Disclaimer: I am not able to meditate, I don’t practice yoga, even less gratitude. I am helpless. Nevertheless, having more time to spend with myself, I got to know my personality deeper. It came out I have more resources than expected to cope with my quarter-life crisis, for instance. I also tested my limits (loneliness anyone?), which is good in terms of self-awareness. Free from the “normal life” noise, I eventually learnt to listen to myself.

2. Forgetting FOMO

Lockdown lifted social pressure for a while

FOMO: Fear Of Missing Out. My scariest word ever. The Cambridge Dictionary defines it as “a worried feeling that you miss exciting events that other people are going to, especially caused by things you see on social media”. While this definition would work as well in this case since the stay-home imperative, I would rather discuss FOMO’s broader and more “existential” meaning. FOMO can be then described as the fear of regret, of making the wrong decision, of losing out. To put it simply, it’s a kind of social pressure. The same pressure that forces us to be always busy, to overwork, to succeed. The fear comes from the fact that you might not meet such high expectations.
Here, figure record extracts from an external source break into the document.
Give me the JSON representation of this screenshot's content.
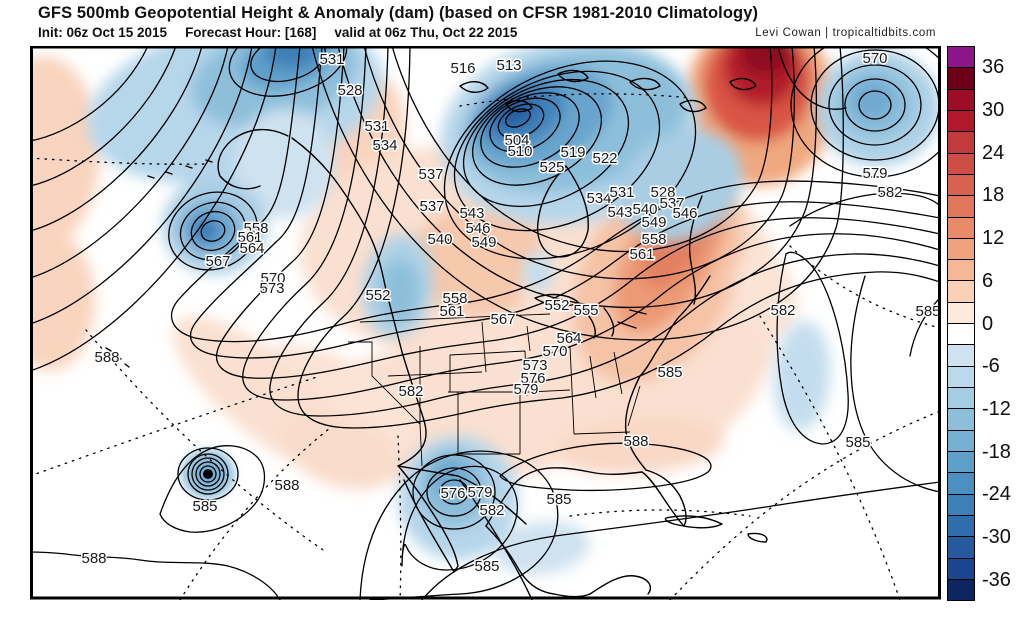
{
  "header": {
    "title": "GFS 500mb Geopotential Height & Anomaly (dam) (based on CFSR 1981-2010 Climatology)",
    "init_label": "Init: 06z Oct 15 2015",
    "forecast_hour_label": "Forecast Hour: [168]",
    "valid_label": "valid at 06z Thu, Oct 22 2015",
    "credit": "Levi Cowan | tropicaltidbits.com"
  },
  "colorbar": {
    "units": "dam",
    "tick_labels": [
      36,
      30,
      24,
      18,
      12,
      6,
      0,
      -6,
      -12,
      -18,
      -24,
      -30,
      -36
    ],
    "segment_colors": [
      "#8b1589",
      "#6d0018",
      "#9c0d26",
      "#b2182b",
      "#c13a3c",
      "#cc4e45",
      "#d6624f",
      "#e0765a",
      "#e98a68",
      "#f0a17e",
      "#f6b797",
      "#fad0b6",
      "#fdeadc",
      "#ffffff",
      "#cfe2f0",
      "#badaeb",
      "#a4cde3",
      "#8dbfdb",
      "#75b0d3",
      "#5fa0ca",
      "#4c90c1",
      "#3d7fb7",
      "#306dac",
      "#27599f",
      "#1c4590",
      "#0d2560"
    ]
  },
  "chart_data": {
    "type": "contour_map",
    "title": "GFS 500mb Geopotential Height & Anomaly (dam) (based on CFSR 1981-2010 Climatology)",
    "model": "GFS",
    "level": "500mb",
    "init": "06z Oct 15 2015",
    "forecast_hour": 168,
    "valid": "06z Thu, Oct 22 2015",
    "variable": "500mb geopotential height (dam, black contours every 3 dam) and height anomaly vs CFSR 1981-2010 climatology (shading, dam)",
    "contour_interval_dam": 3,
    "height_range_dam": [
      504,
      588
    ],
    "anomaly_scale_dam": {
      "min": -36,
      "max": 36,
      "step": 3,
      "legend_position": "right"
    },
    "features": [
      "Deep closed 500mb low near Hudson Bay / central Canada (center < 504 dam, strong negative anomaly)",
      "Closed low in the Gulf of Alaska (~552 dam) with negative anomaly",
      "Bering Sea negative height anomaly at top-left",
      "Strong positive anomaly over Baffin Bay / Greenland (dark red, top right)",
      "Positive anomaly ridge along eastern North America / western Atlantic",
      "Closed low with negative anomaly in the central North Atlantic (top right, ~570 dam)",
      "Cut-off low near Baja California / northwest Mexico (~573-576 dam, negative anomaly)",
      "Intense tropical cyclone in the eastern Pacific (tight concentric contours, black core)",
      "Subtropical ridge 585-588 dam across Mexico, the Gulf and the Atlantic"
    ],
    "labeled_contours": [
      [
        531,
        302,
        13
      ],
      [
        528,
        320,
        44
      ],
      [
        531,
        347,
        80
      ],
      [
        534,
        355,
        99
      ],
      [
        537,
        401,
        128
      ],
      [
        537,
        402,
        160
      ],
      [
        540,
        410,
        193
      ],
      [
        516,
        433,
        22
      ],
      [
        513,
        479,
        19
      ],
      [
        504,
        487,
        94
      ],
      [
        510,
        490,
        105
      ],
      [
        525,
        522,
        121
      ],
      [
        519,
        543,
        106
      ],
      [
        522,
        575,
        112
      ],
      [
        534,
        569,
        152
      ],
      [
        531,
        592,
        146
      ],
      [
        528,
        633,
        146
      ],
      [
        537,
        642,
        157
      ],
      [
        543,
        590,
        166
      ],
      [
        540,
        615,
        163
      ],
      [
        546,
        655,
        167
      ],
      [
        549,
        624,
        176
      ],
      [
        558,
        624,
        193
      ],
      [
        561,
        612,
        208
      ],
      [
        543,
        442,
        167
      ],
      [
        546,
        448,
        182
      ],
      [
        549,
        454,
        196
      ],
      [
        552,
        527,
        259
      ],
      [
        555,
        556,
        264
      ],
      [
        564,
        539,
        292
      ],
      [
        570,
        525,
        305
      ],
      [
        573,
        505,
        319
      ],
      [
        576,
        503,
        332
      ],
      [
        579,
        496,
        343
      ],
      [
        567,
        473,
        273
      ],
      [
        582,
        381,
        345
      ],
      [
        585,
        640,
        326
      ],
      [
        588,
        606,
        395
      ],
      [
        588,
        257,
        439
      ],
      [
        585,
        175,
        460
      ],
      [
        588,
        64,
        512
      ],
      [
        588,
        77,
        311
      ],
      [
        576,
        423,
        447
      ],
      [
        579,
        450,
        446
      ],
      [
        582,
        462,
        464
      ],
      [
        585,
        529,
        453
      ],
      [
        585,
        457,
        520
      ],
      [
        585,
        828,
        396
      ],
      [
        585,
        898,
        265
      ],
      [
        582,
        753,
        264
      ],
      [
        570,
        845,
        10
      ],
      [
        579,
        845,
        127
      ],
      [
        582,
        860,
        146
      ],
      [
        558,
        226,
        182
      ],
      [
        561,
        220,
        191
      ],
      [
        564,
        222,
        202
      ],
      [
        567,
        188,
        215
      ],
      [
        570,
        243,
        232
      ],
      [
        573,
        242,
        242
      ],
      [
        552,
        348,
        249
      ],
      [
        558,
        425,
        252
      ],
      [
        561,
        422,
        265
      ]
    ]
  }
}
The lockdown lifted this pressure. I didn’t feel guilty for slowing down my rush towards the future while the rest of the world kept rallying. I didn’t fear making mistakes or not being as successful as the others. Because I wasn’t the only one to struggle. Because the entire world stopped. I know it’s just a question of time and that my FOMO has simply been postponed, but still. It gave me a break.

3. Sharing is caring

Quarantine made people feel closer

Yes, let’s talk about the overflow of live streams on social networks. Or the amount of endless video calls with family and friends. Necessary at first, nice to have afterward, definitely bothering me towards the end. But let’s be honest: that’s the exact thing that saved me. I have been self-isolating all alone in a foreign country for more than 40 days, I would be lost if it weren’t for the internet and its proactive users. The sense of intimacy when watching people chatting from their living room, the feeling of “we are all together in this”, is what I appreciated the most. Even absolutely out of reach personalities became a bit closer. They are humans after all*. The lockdown helped to flatten something more than the sole infection curve.

*A special thank you to Chris Martin for this.

Does anyone know what the “new normal” will look like when quarantine ends? Nope.

Should we all retain something from these crazy times and try to make the world a slightly better place? Definitely yes.

Published by Nadia Musumeci

Copywriter. Millennial. Expat. And a lot of questions.